Frauen, Macht und Diskriminierung im Zeitalter der KI 
Termin: Dienstag, 01.12.2026, 20:00 – 21:30 Uhr
Referent*in: Katharina Mosene, Politikwissenschaftlerin, Gründungsmitglied von netzforma* e.V. – Verein für feministische Netzpolitik. 


Inhalt: 
Künstliche Intelligenz wird häufig als neutrale Zukunftstechnologie inszeniert – tatsächlich jedoch spiegelt und verstärkt sie gesellschaftliche Ungleichheiten. Der Vortrag zeigt auf, wie algorithmische Systeme Diskriminierung entlang von Geschlecht, Herkunft, Klasse und weiteren sozialen Kategorien reproduzieren und legitimieren. Anhand aktueller Beispiele aus generativer KI, automatisierten Entscheidungssystemen und digitaler Gewalt wird deutlich, dass es sich dabei nicht um technische Fehlfunktionen, sondern um strukturelle Machtprobleme handelt. Ziel ist es, ein reflektiertes Verständnis zu fördern und konkrete Ansatzpunkte aufzuzeigen, um Diskriminierung durch KI sichtbar zu machen und ihr wirksam zu begegnen. 

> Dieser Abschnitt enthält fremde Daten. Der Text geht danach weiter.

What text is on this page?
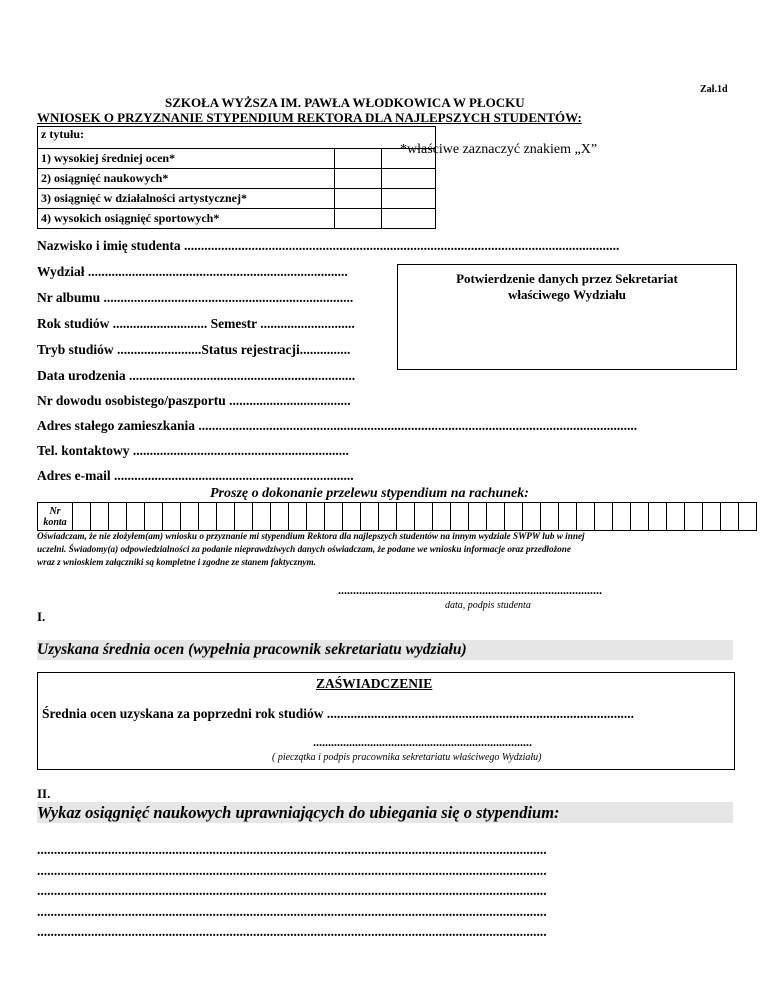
Zał.1d
SZKOŁA WYŻSZA IM. PAWŁA WŁODKOWICA W PŁOCKU
WNIOSEK O PRZYZNANIE STYPENDIUM REKTORA DLA NAJLEPSZYCH STUDENTÓW:
z tytułu:		
1) wysokiej średniej ocen*		
2) osiągnięć naukowych*		
3) osiągnięć w działalności artystycznej*		
4) wysokich osiągnięć sportowych*		
*właściwe zaznaczyć znakiem „X”
Nazwisko i imię studenta .................................................................................................................................
Wydział .............................................................................
Nr albumu ..........................................................................
Rok studiów ............................ Semestr ............................
Tryb studiów .........................Status rejestracji...............
Data urodzenia ...................................................................
Nr dowodu osobistego/paszportu ....................................
Adres stałego zamieszkania ..................................................................................................................................
Tel. kontaktowy ................................................................
Adres e-mail .......................................................................
Potwierdzenie danych przez Sekretariat
właściwego Wydziału
Proszę o dokonanie przelewu stypendium na rachunek:
Nr
konta																																						
Oświadczam, że nie złożyłem(am) wniosku o przyznanie mi stypendium Rektora dla najlepszych studentów na innym wydziale SWPW lub w innej
uczelni. Świadomy(a) odpowiedzialności za podanie nieprawdziwych danych oświadczam, że podane we wniosku informacje oraz przedłożone
wraz z wnioskiem załączniki są kompletne i zgodne ze stanem faktycznym.
........................................................................................
data, podpis studenta
I.
Uzyskana średnia ocen (wypełnia pracownik sekretariatu wydziału)
ZAŚWIADCZENIE
Średnia ocen uzyskana za poprzedni rok studiów ...........................................................................................
.........................................................................
( pieczątka i podpis pracownika sekretariatu właściwego Wydziału)
II.
Wykaz osiągnięć naukowych uprawniających do ubiegania się o stypendium:
.......................................................................................................................................................
.......................................................................................................................................................
.......................................................................................................................................................
.......................................................................................................................................................
.......................................................................................................................................................
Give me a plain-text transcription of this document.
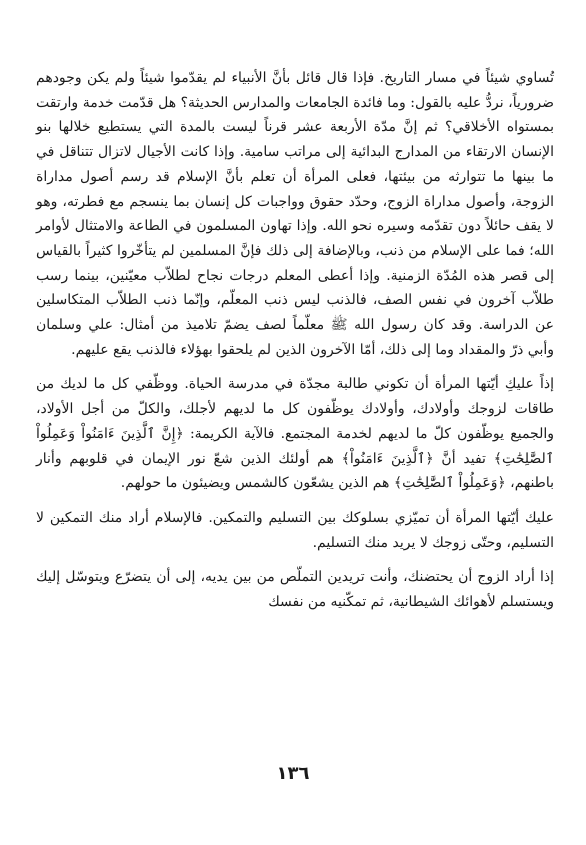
تُساوي شيئاً في مسار التاريخ. فإذا قال قائل بأنَّ الأنبياء لم يقدّموا شيئاً ولم يكن وجودهم ضرورياً، نردُّ عليه بالقول: وما فائدة الجامعات والمدارس الحديثة؟ هل قدّمت خدمة وارتقت بمستواه الأخلاقي؟ ثم إنَّ مدّة الأربعة عشر قرناً ليست بالمدة التي يستطيع خلالها بنو الإنسان الارتقاء من المدارج البدائية إلى مراتب سامية. وإذا كانت الأجيال لاتزال تتناقل في ما بينها ما تتوارثه من بيئتها، فعلى المرأة أن تعلم بأنَّ الإسلام قد رسم أصول مداراة الزوجة، وأصول مداراة الزوج، وحدّد حقوق وواجبات كل إنسان بما ينسجم مع فطرته، وهو لا يقف حائلاً دون تقدّمه وسيره نحو الله. وإذا تهاون المسلمون في الطاعة والامتثال لأوامر الله؛ فما على الإسلام من ذنب، وبالإضافة إلى ذلك فإنَّ المسلمين لم يتأخّروا كثيراً بالقياس إلى قصر هذه المُدّة الزمنية. وإذا أعطى المعلم درجات نجاح لطلاّب معيّنين، بينما رسب طلاّب آخرون في نفس الصف، فالذنب ليس ذنب المعلّم، وإنّما ذنب الطلاّب المتكاسلين عن الدراسة. وقد كان رسول الله ﷺ معلّماً لصف يضمّ تلاميذ من أمثال: علي وسلمان وأبي ذرّ والمقداد وما إلى ذلك، أمّا الآخرون الذين لم يلحقوا بهؤلاء فالذنب يقع عليهم.

إذاً عليكِ أيّتها المرأة أن تكوني طالبة مجدّة في مدرسة الحياة. ووظّفي كل ما لديك من طاقات لزوجك وأولادك، وأولادك يوظّفون كل ما لديهم لأجلك، والكلّ من أجل الأولاد، والجميع يوظّفون كلّ ما لديهم لخدمة المجتمع. فالآية الكريمة: ﴿إِنَّ ٱلَّذِينَ ءَامَنُواْ وَعَمِلُواْ ٱلصَّٰلِحَٰتِ﴾ تفيد أنَّ ﴿ٱلَّذِينَ ءَامَنُواْ﴾ هم أولئك الذين شعّ نور الإيمان في قلوبهم وأنار باطنهم، ﴿وَعَمِلُواْ ٱلصَّٰلِحَٰتِ﴾ هم الذين يشعّون كالشمس ويضيئون ما حولهم.

عليك أيّتها المرأة أن تميّزي بسلوكك بين التسليم والتمكين. فالإسلام أراد منك التمكين لا التسليم، وحتّى زوجك لا يريد منك التسليم.

إذا أراد الزوج أن يحتضنك، وأنت تريدين التملّص من بين يديه، إلى أن يتضرّع ويتوسّل إليك ويستسلم لأهوائك الشيطانية، ثم تمكّنيه من نفسك

١٣٦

Jetzt anmelden und gemeinsam die Demokratie stärken! 
Die Teilnahme ist kostenlos. Bitte melden Sie sich bei Ihrer örtlichen Volkshochschule an. Eine Anmeldung nur zu einzelnen Terminen ist auch möglich. Geben Sie bei der Anmeldung bitte unbedingt eine Emailadresse an. Sie erhalten die Zugangsdaten zu dem Online-Seminarraum rechtzeitig vor dem Webinar von Ihrer Volkshochschule.